Langdon volvió a colocar con cuidado todos los recortes en la página donde estaban antes y cerró el programa. Al ver la nota de la portada volvió a sentir una inesperada melancolía: «Cariño, nunca olvides que eres un milagro».

Se fijó entonces en el familiar símbolo que adornaba la portada del programa. Era el mismo pictograma griego que decoraba la mayoría de programas teatrales del mundo, un símbolo de dos mil quinientos años que se había convertido en sinónimo de teatro dramático.

Le maschere.

Langdon se quedó mirando los icónicos rostros de la Comedia y la Tragedia y de repente oyó un extraño zumbido, como si un cable se tensara poco a poco en el interior de su mente.

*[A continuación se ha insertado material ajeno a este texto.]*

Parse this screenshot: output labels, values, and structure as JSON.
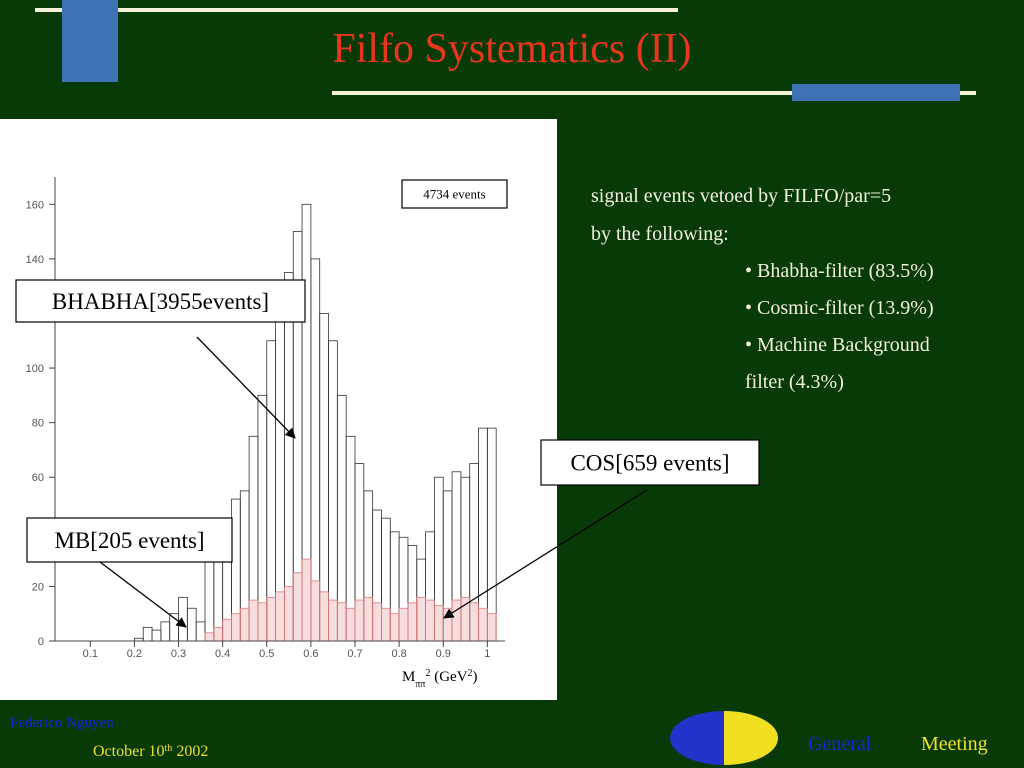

Una punzada de dolor le atravesó el cráneo y ante sus ojos comenzó a desfilar la visión de una máscara flotante. Dejó escapar un grito ahogado y se llevó las manos a la cabeza. Acto seguido se sentó en la silla y cerró los ojos con fuerza.

Al hacerlo, las extrañas visiones volvieron a su mente con toda su crudeza.

La mujer del cabello plateado y el amuleto le llamaba desde el otro lado del río teñido de sangre. Sus desesperados gritos atravesaban el pútrido aire y se oían con claridad por encima de los sonidos de los cuerpos atormentados y moribundos que se extendían hasta donde llegaba la vista. Langdon volvió a ver el cuerpo medio enterrado boca abajo que agitaba con desesperación las piernas en el aire. Justo en ellas se distinguía claramente una letra erre.

—¡Busca y hallarás! —le dijo la mujer a Langdon—. ¡El tiempo se está agotando!

Langdon volvió a sentir la abrumadora necesidad de ayudarla, de ayudarlos a todos.

—¡¿Quién eres?! —gritó él desde el otro lado del río teñido de sangre.

De nuevo, la mujer levantó los brazos y se retiró el velo, dejando a la vista el mismo rostro cautivador que Langdon había visto antes.

—Yo soy la vida —dijo ella.

Sin más aviso, una colosal imagen apareció en el cielo sobre la cabeza de la mujer: una aterradora máscara con una nariz larga y picuda y dos ojos verdes e inexpresivos que observaban a Langdon.

—Y yo soy la muerte —dijo una resonante voz.